生前の認知症対策として、本人の財産管理を確実にするために利用されるのですが、一方で管理している財産の商人先を事前に決めておく遺言的機能も持ち合わせています。
遺言は、次の承継先しかしていできませんが、家族信託は、「自分が死亡したら妻へ、妻が死亡したら息子へ承継させる」というように二次相続により承継先を指定することができます。

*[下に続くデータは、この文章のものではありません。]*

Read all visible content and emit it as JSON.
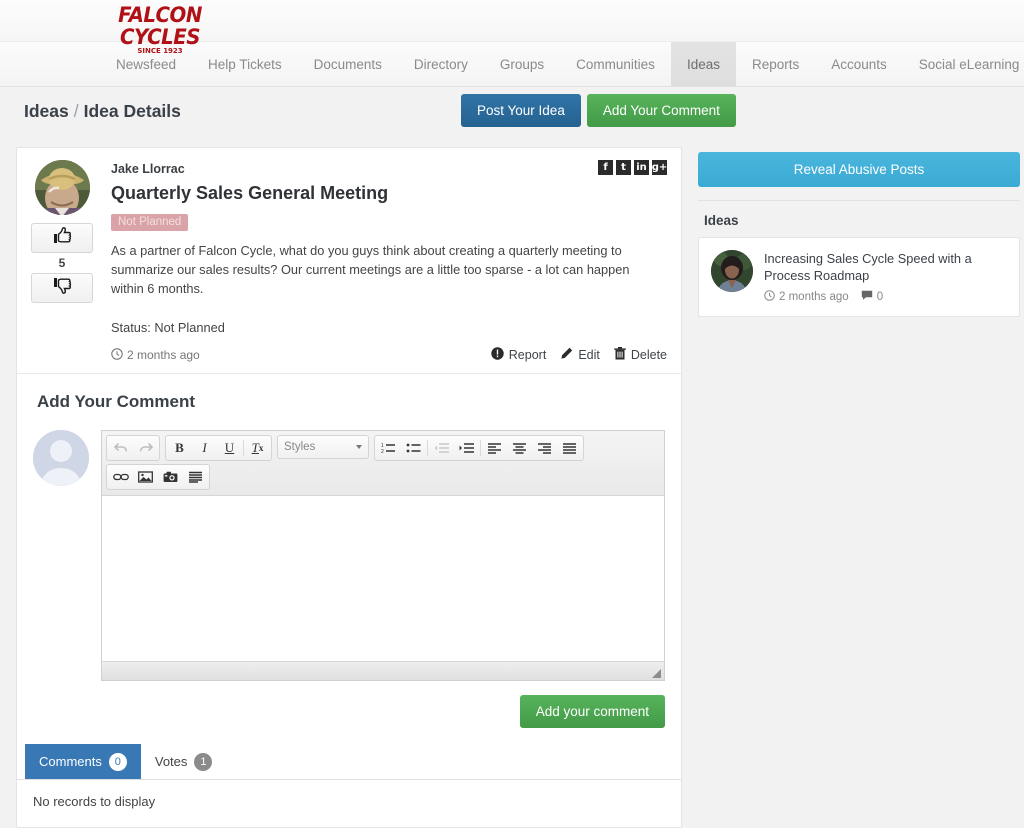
{
  "brand": {
    "name": "FALCON CYCLES",
    "tagline": "SINCE 1923",
    "color": "#b01116"
  },
  "nav": {
    "items": [
      {
        "label": "Newsfeed",
        "active": false
      },
      {
        "label": "Help Tickets",
        "active": false
      },
      {
        "label": "Documents",
        "active": false
      },
      {
        "label": "Directory",
        "active": false
      },
      {
        "label": "Groups",
        "active": false
      },
      {
        "label": "Communities",
        "active": false
      },
      {
        "label": "Ideas",
        "active": true
      },
      {
        "label": "Reports",
        "active": false
      },
      {
        "label": "Accounts",
        "active": false
      },
      {
        "label": "Social eLearning",
        "active": false
      }
    ]
  },
  "breadcrumb": {
    "root": "Ideas",
    "separator": "/",
    "current": "Idea Details"
  },
  "header_actions": {
    "post_idea": "Post Your Idea",
    "add_comment": "Add Your Comment",
    "post_idea_color": "#2a6496",
    "add_comment_color": "#4caf50"
  },
  "post": {
    "author": "Jake Llorrac",
    "title": "Quarterly Sales General Meeting",
    "status_badge": "Not Planned",
    "badge_color": "#d9a3a7",
    "body": "As a partner of Falcon Cycle, what do you guys think about creating a quarterly meeting to summarize our sales results? Our current meetings are a little too sparse - a lot can happen within 6 months.",
    "status_line": "Status: Not Planned",
    "timestamp": "2 months ago",
    "vote_count": "5",
    "actions": [
      {
        "label": "Report",
        "icon": "exclamation-circle-icon"
      },
      {
        "label": "Edit",
        "icon": "pencil-icon"
      },
      {
        "label": "Delete",
        "icon": "trash-icon"
      }
    ],
    "social": [
      {
        "name": "facebook-icon",
        "glyph": "f"
      },
      {
        "name": "twitter-icon",
        "glyph": "t"
      },
      {
        "name": "linkedin-icon",
        "glyph": "in"
      },
      {
        "name": "googleplus-icon",
        "glyph": "g+"
      }
    ]
  },
  "composer": {
    "heading": "Add Your Comment",
    "styles_label": "Styles",
    "value": "",
    "submit_label": "Add your comment",
    "submit_color": "#4caf50",
    "toolbar_row1": [
      {
        "name": "undo-icon",
        "glyph": "↶",
        "disabled": true
      },
      {
        "name": "redo-icon",
        "glyph": "↷",
        "disabled": true
      },
      {
        "name": "bold-icon",
        "glyph": "B",
        "disabled": false
      },
      {
        "name": "italic-icon",
        "glyph": "I",
        "disabled": false
      },
      {
        "name": "underline-icon",
        "glyph": "U",
        "disabled": false
      },
      {
        "name": "remove-format-icon",
        "glyph": "Tx",
        "disabled": false
      },
      {
        "name": "numbered-list-icon",
        "glyph": "≡",
        "disabled": false
      },
      {
        "name": "bulleted-list-icon",
        "glyph": "≡",
        "disabled": false
      },
      {
        "name": "outdent-icon",
        "glyph": "≡",
        "disabled": true
      },
      {
        "name": "indent-icon",
        "glyph": "≡",
        "disabled": false
      },
      {
        "name": "align-left-icon",
        "glyph": "≡",
        "disabled": false
      },
      {
        "name": "align-center-icon",
        "glyph": "≡",
        "disabled": false
      },
      {
        "name": "align-right-icon",
        "glyph": "≡",
        "disabled": false
      },
      {
        "name": "justify-icon",
        "glyph": "≡",
        "disabled": false
      }
    ],
    "toolbar_row2": [
      {
        "name": "link-icon",
        "glyph": "⚭",
        "disabled": false
      },
      {
        "name": "image-icon",
        "glyph": "Ὓc",
        "disabled": false
      },
      {
        "name": "camera-icon",
        "glyph": "◉",
        "disabled": false
      },
      {
        "name": "paragraph-icon",
        "glyph": "≡",
        "disabled": false
      }
    ]
  },
  "tabs": {
    "items": [
      {
        "label": "Comments",
        "count": "0",
        "active": true
      },
      {
        "label": "Votes",
        "count": "1",
        "active": false
      }
    ],
    "empty_text": "No records to display",
    "active_color": "#3778b5"
  },
  "sidebar": {
    "reveal_button": "Reveal Abusive Posts",
    "reveal_color": "#3aaad4",
    "section_title": "Ideas",
    "cards": [
      {
        "title": "Increasing Sales Cycle Speed with a Process Roadmap",
        "timestamp": "2 months ago",
        "comments": "0"
      }
    ]
  }
}
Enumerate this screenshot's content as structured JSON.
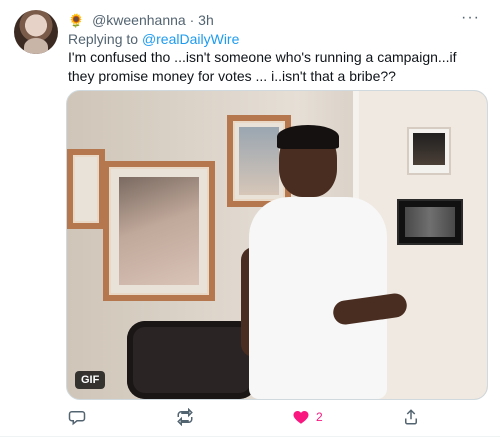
{
  "tweet": {
    "user_emoji": "🌻",
    "handle": "@kweenhanna",
    "dot": "·",
    "time": "3h",
    "more": "···",
    "replying_to_prefix": "Replying to ",
    "replying_to_user": "@realDailyWire",
    "text": "I'm confused tho ...isn't someone who's running a campaign...if they promise money for votes ... i..isn't that a bribe??"
  },
  "media": {
    "badge": "GIF"
  },
  "actions": {
    "like_count": "2"
  },
  "icons": {
    "reply": "reply-icon",
    "retweet": "retweet-icon",
    "like": "heart-icon",
    "share": "share-icon",
    "more": "more-icon"
  },
  "colors": {
    "link": "#1d9bf0",
    "muted": "#536471",
    "like": "#f91880"
  }
}
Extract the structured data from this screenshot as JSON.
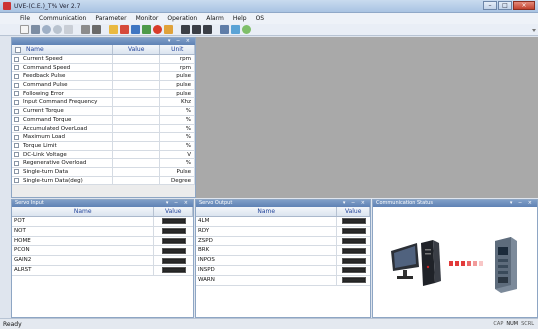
{
  "window": {
    "title": "UVE-(C.E.)_T% Ver 2.7"
  },
  "menu": [
    "File",
    "Communication",
    "Parameter",
    "Monitor",
    "Operation",
    "Alarm",
    "Help",
    "OS"
  ],
  "monitor": {
    "headers": {
      "name": "Name",
      "value": "Value",
      "unit": "Unit"
    },
    "rows": [
      {
        "name": "Current Speed",
        "value": "",
        "unit": "rpm"
      },
      {
        "name": "Command Speed",
        "value": "",
        "unit": "rpm"
      },
      {
        "name": "Feedback Pulse",
        "value": "",
        "unit": "pulse"
      },
      {
        "name": "Command Pulse",
        "value": "",
        "unit": "pulse"
      },
      {
        "name": "Following Error",
        "value": "",
        "unit": "pulse"
      },
      {
        "name": "Input Command Frequency",
        "value": "",
        "unit": "Khz"
      },
      {
        "name": "Current Torque",
        "value": "",
        "unit": "%"
      },
      {
        "name": "Command Torque",
        "value": "",
        "unit": "%"
      },
      {
        "name": "Accumulated OverLoad",
        "value": "",
        "unit": "%"
      },
      {
        "name": "Maximum Load",
        "value": "",
        "unit": "%"
      },
      {
        "name": "Torque Limit",
        "value": "",
        "unit": "%"
      },
      {
        "name": "DC-Link Voltage",
        "value": "",
        "unit": "V"
      },
      {
        "name": "Regenerative Overload",
        "value": "",
        "unit": "%"
      },
      {
        "name": "Single-turn Data",
        "value": "",
        "unit": "Pulse"
      },
      {
        "name": "Single-turn Data(deg)",
        "value": "",
        "unit": "Degree"
      }
    ]
  },
  "servo_input": {
    "title": "Servo Input",
    "headers": {
      "name": "Name",
      "value": "Value"
    },
    "rows": [
      "POT",
      "NOT",
      "HOME",
      "PCON",
      "GAIN2",
      "ALRST"
    ]
  },
  "servo_output": {
    "title": "Servo Output",
    "headers": {
      "name": "Name",
      "value": "Value"
    },
    "rows": [
      "4LM",
      "RDY",
      "ZSPD",
      "BRK",
      "INPOS",
      "INSPD",
      "WARN"
    ]
  },
  "communication_status": {
    "title": "Communication Status"
  },
  "panel_controls": "▾ − ×",
  "status": {
    "ready": "Ready",
    "indicators": [
      "CAP",
      "NUM",
      "SCRL"
    ],
    "active_indicator": "NUM"
  },
  "colors": {
    "accent": "#5f82b4",
    "workspace": "#a9a9a9",
    "led": "#2a2a2a",
    "link": "#e23a3a"
  }
}
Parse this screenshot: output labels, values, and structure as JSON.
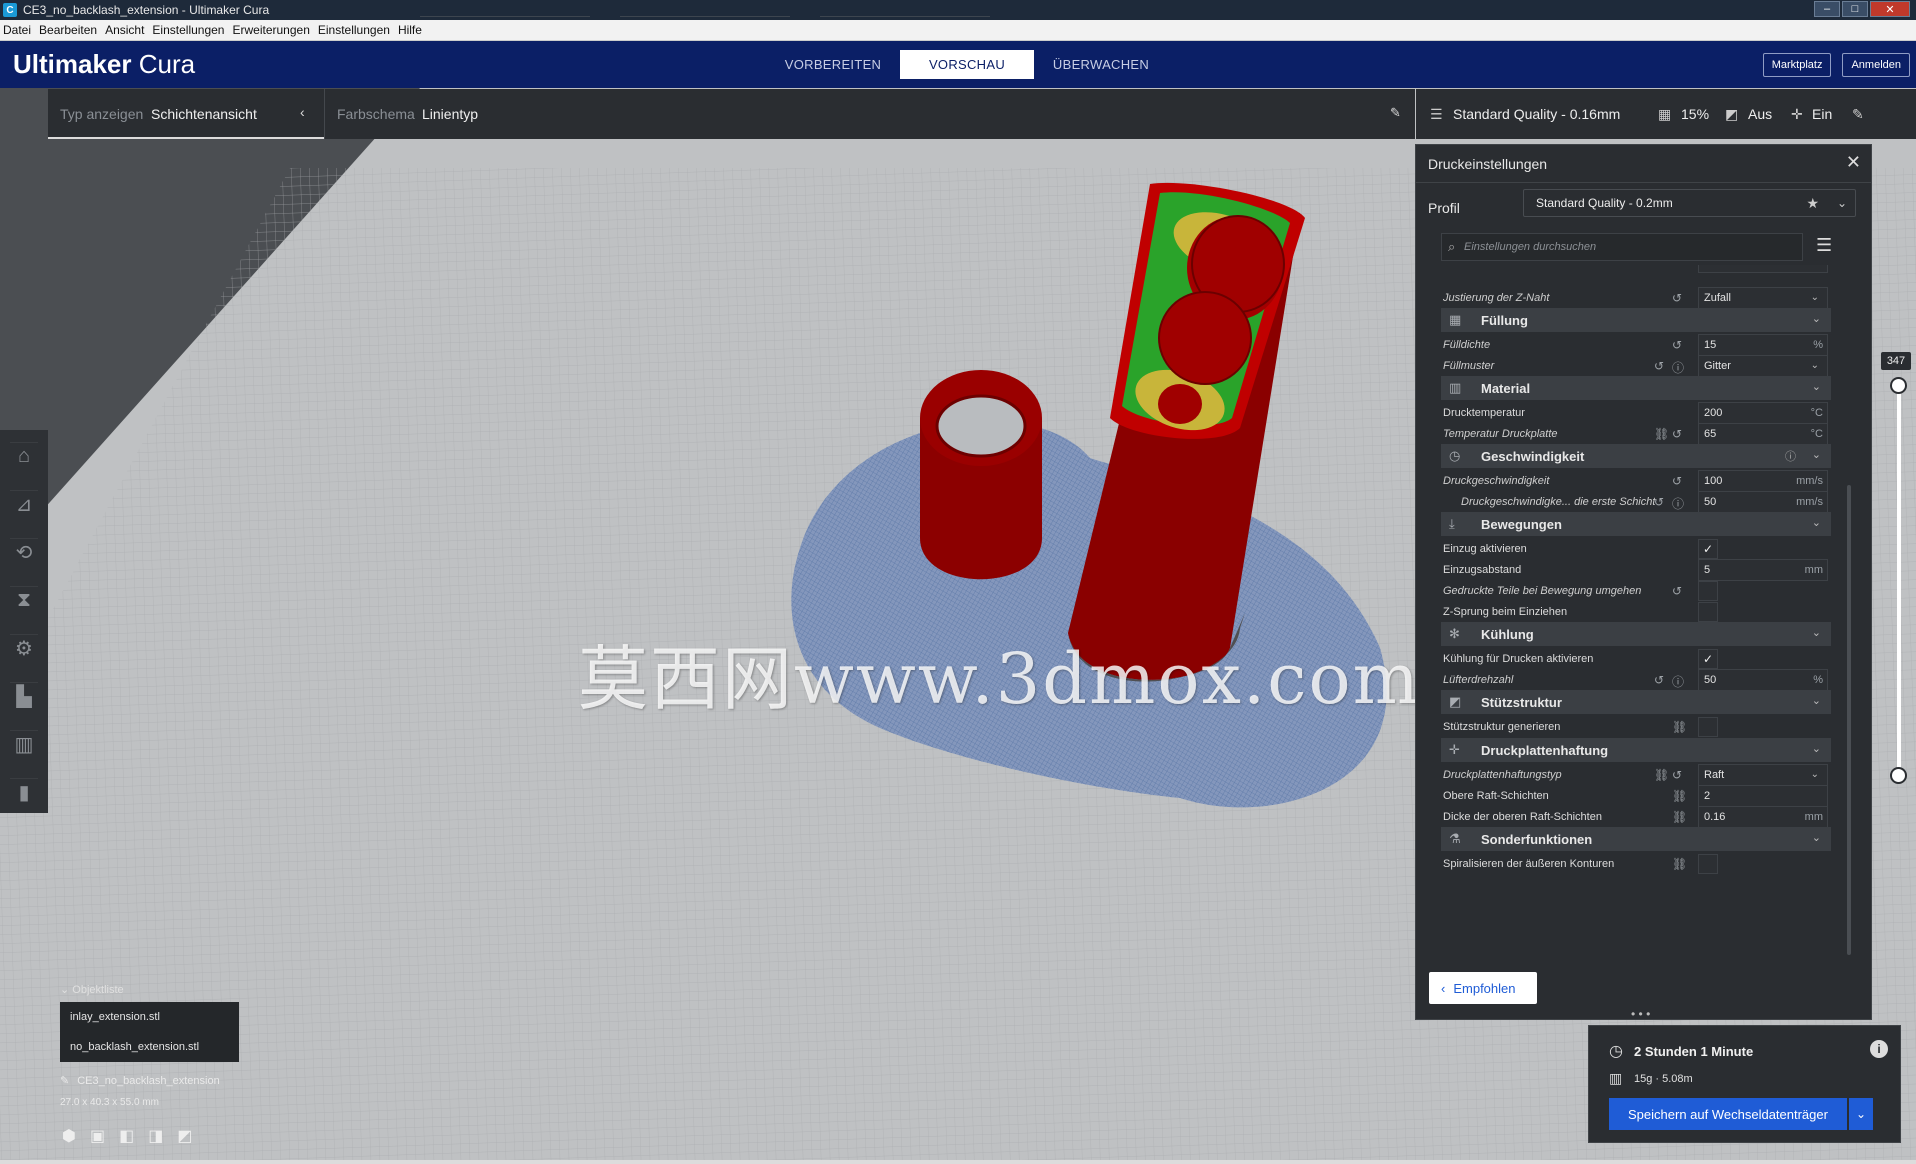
{
  "window": {
    "title": "CE3_no_backlash_extension - Ultimaker Cura"
  },
  "menu": [
    "Datei",
    "Bearbeiten",
    "Ansicht",
    "Einstellungen",
    "Erweiterungen",
    "Einstellungen",
    "Hilfe"
  ],
  "header": {
    "logo_bold": "Ultimaker",
    "logo_light": " Cura",
    "tabs": [
      "VORBEREITEN",
      "VORSCHAU",
      "ÜBERWACHEN"
    ],
    "marketplace": "Marktplatz",
    "login": "Anmelden"
  },
  "viewbar": {
    "type_label": "Typ anzeigen",
    "type_value": "Schichtenansicht",
    "scheme_label": "Farbschema",
    "scheme_value": "Linientyp"
  },
  "quality": {
    "profile": "Standard Quality - 0.16mm",
    "infill": "15%",
    "support": "Aus",
    "adhesion": "Ein"
  },
  "settings": {
    "title": "Druckeinstellungen",
    "profile_label": "Profil",
    "profile_value": "Standard Quality - 0.2mm",
    "search_placeholder": "Einstellungen durchsuchen",
    "rows": {
      "znaht": {
        "label": "Justierung der Z-Naht",
        "value": "Zufall"
      },
      "cat_fill": "Füllung",
      "dichte": {
        "label": "Fülldichte",
        "value": "15",
        "unit": "%"
      },
      "muster": {
        "label": "Füllmuster",
        "value": "Gitter"
      },
      "cat_material": "Material",
      "drucktemp": {
        "label": "Drucktemperatur",
        "value": "200",
        "unit": "°C"
      },
      "platte": {
        "label": "Temperatur Druckplatte",
        "value": "65",
        "unit": "°C"
      },
      "cat_speed": "Geschwindigkeit",
      "speed": {
        "label": "Druckgeschwindigkeit",
        "value": "100",
        "unit": "mm/s"
      },
      "speed1": {
        "label": "Druckgeschwindigke... die erste Schicht",
        "value": "50",
        "unit": "mm/s"
      },
      "cat_travel": "Bewegungen",
      "einzug": {
        "label": "Einzug aktivieren"
      },
      "einzugabstand": {
        "label": "Einzugsabstand",
        "value": "5",
        "unit": "mm"
      },
      "umgehen": {
        "label": "Gedruckte Teile bei Bewegung umgehen"
      },
      "zsprung": {
        "label": "Z-Sprung beim Einziehen"
      },
      "cat_cool": "Kühlung",
      "kuehlung": {
        "label": "Kühlung für Drucken aktivieren"
      },
      "luefter": {
        "label": "Lüfterdrehzahl",
        "value": "50",
        "unit": "%"
      },
      "cat_support": "Stützstruktur",
      "stuetz": {
        "label": "Stützstruktur generieren"
      },
      "cat_adhesion": "Druckplattenhaftung",
      "haftung": {
        "label": "Druckplattenhaftungstyp",
        "value": "Raft"
      },
      "raftschichten": {
        "label": "Obere Raft-Schichten",
        "value": "2"
      },
      "raftdicke": {
        "label": "Dicke der oberen Raft-Schichten",
        "value": "0.16",
        "unit": "mm"
      },
      "cat_special": "Sonderfunktionen",
      "spiral": {
        "label": "Spiralisieren der äußeren Konturen"
      }
    },
    "recommended": "Empfohlen"
  },
  "layer": {
    "value": "347"
  },
  "objects": {
    "title": "Objektliste",
    "items": [
      "inlay_extension.stl",
      "no_backlash_extension.stl"
    ],
    "job": "CE3_no_backlash_extension",
    "dims": "27.0 x 40.3 x 55.0 mm"
  },
  "printinfo": {
    "time": "2 Stunden 1 Minute",
    "material": "15g · 5.08m",
    "save": "Speichern auf Wechseldatenträger"
  },
  "watermark": "莫西网www.3dmox.com"
}
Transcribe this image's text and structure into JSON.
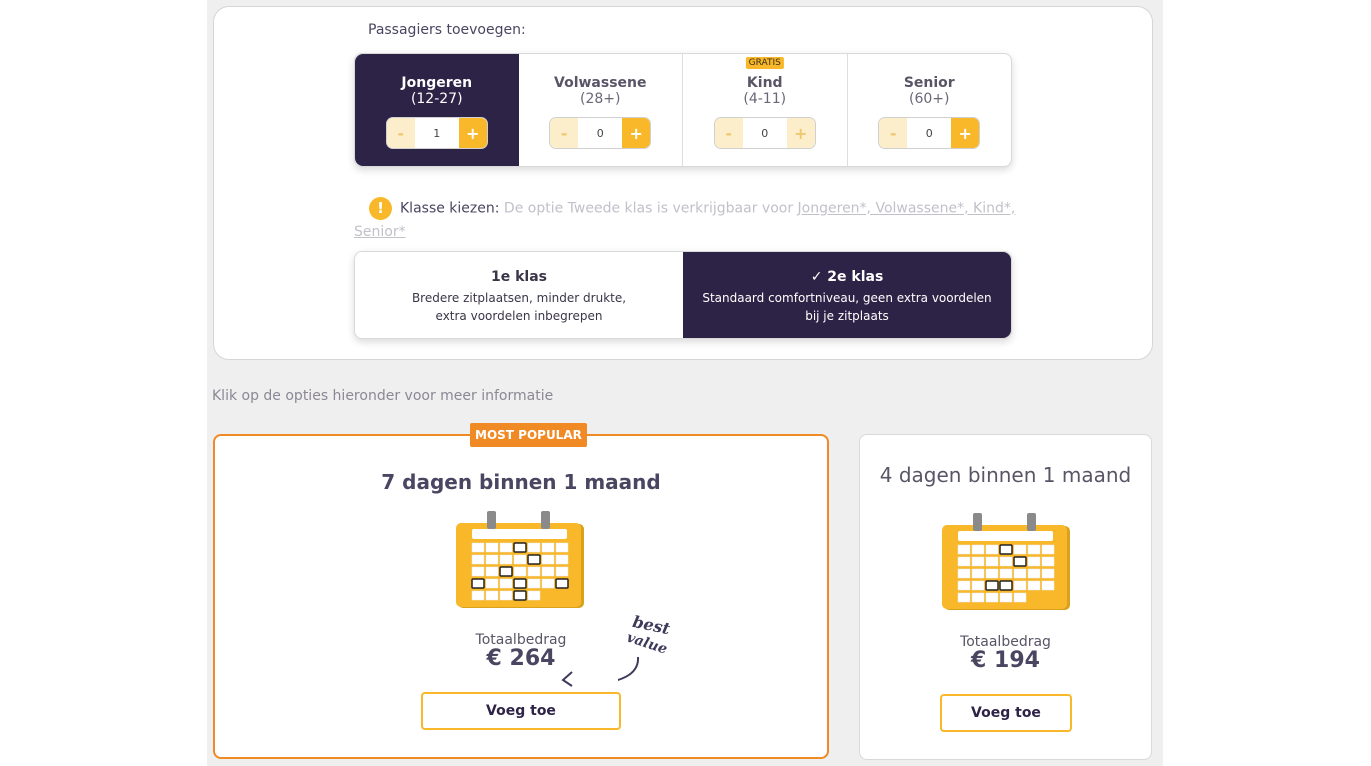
{
  "passengers": {
    "title": "Passagiers toevoegen:",
    "groups": [
      {
        "name": "Jongeren",
        "range": "(12-27)",
        "count": "1",
        "badge": "",
        "active": true
      },
      {
        "name": "Volwassene",
        "range": "(28+)",
        "count": "0",
        "badge": "",
        "active": false
      },
      {
        "name": "Kind",
        "range": "(4-11)",
        "count": "0",
        "badge": "GRATIS",
        "active": false
      },
      {
        "name": "Senior",
        "range": "(60+)",
        "count": "0",
        "badge": "",
        "active": false
      }
    ],
    "minus": "-",
    "plus": "+"
  },
  "class_choice": {
    "warning_icon": "!",
    "label": "Klasse kiezen:",
    "note_prefix": "De optie Tweede klas is verkrijgbaar voor",
    "note_link": "Jongeren*, Volwassene*, Kind*, Senior*",
    "options": [
      {
        "name": "1e klas",
        "desc": "Bredere zitplaatsen, minder drukte, extra voordelen inbegrepen",
        "selected": false
      },
      {
        "name": "2e klas",
        "check": "✓",
        "desc": "Standaard comfortniveau, geen extra voordelen bij je zitplaats",
        "selected": true
      }
    ]
  },
  "info_text": "Klik op de opties hieronder voor meer informatie",
  "offers": [
    {
      "badge": "MOST POPULAR",
      "title": "7 dagen binnen 1 maand",
      "total_label": "Totaalbedrag",
      "total": "€ 264",
      "button": "Voeg toe",
      "extra": "best value"
    },
    {
      "badge": "",
      "title": "4 dagen binnen 1 maand",
      "total_label": "Totaalbedrag",
      "total": "€ 194",
      "button": "Voeg toe"
    }
  ],
  "colors": {
    "accent": "#f9b82a",
    "dark": "#2d2347",
    "popular": "#f08a24"
  }
}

また、家族信託は、財産管理をする受託者に継続的な報酬を支払う必要がありませんので、費用負担の面から安心できると言えます。
さらに、家族信託を利用すれば、本人が元気なうちから財産管理や活用を、あらかじめ信託契約で定めた家族などに託すことができます。
万が一、委託者が認知症になっても、継続して家族が財産管理をしていくことができます。

家族信託のデメリット
家族信託を利用するためには、事前に本人と家族が信託契約を結ぶ必要があります。認知症発症後では、本人に判断能力がないので信託契約を結ぶことができません。
また、家族信託は財産管理を目的とする制度ですので、身上監護権が与えられません。身上監護権とは、本人の代わりに住まいを確保したり、介護施設などへの入所手続や入院など医療に関係する手続を行うことで、日常生活のフォローだけでなく、本人の生活環境を整えることまで範囲が及びます。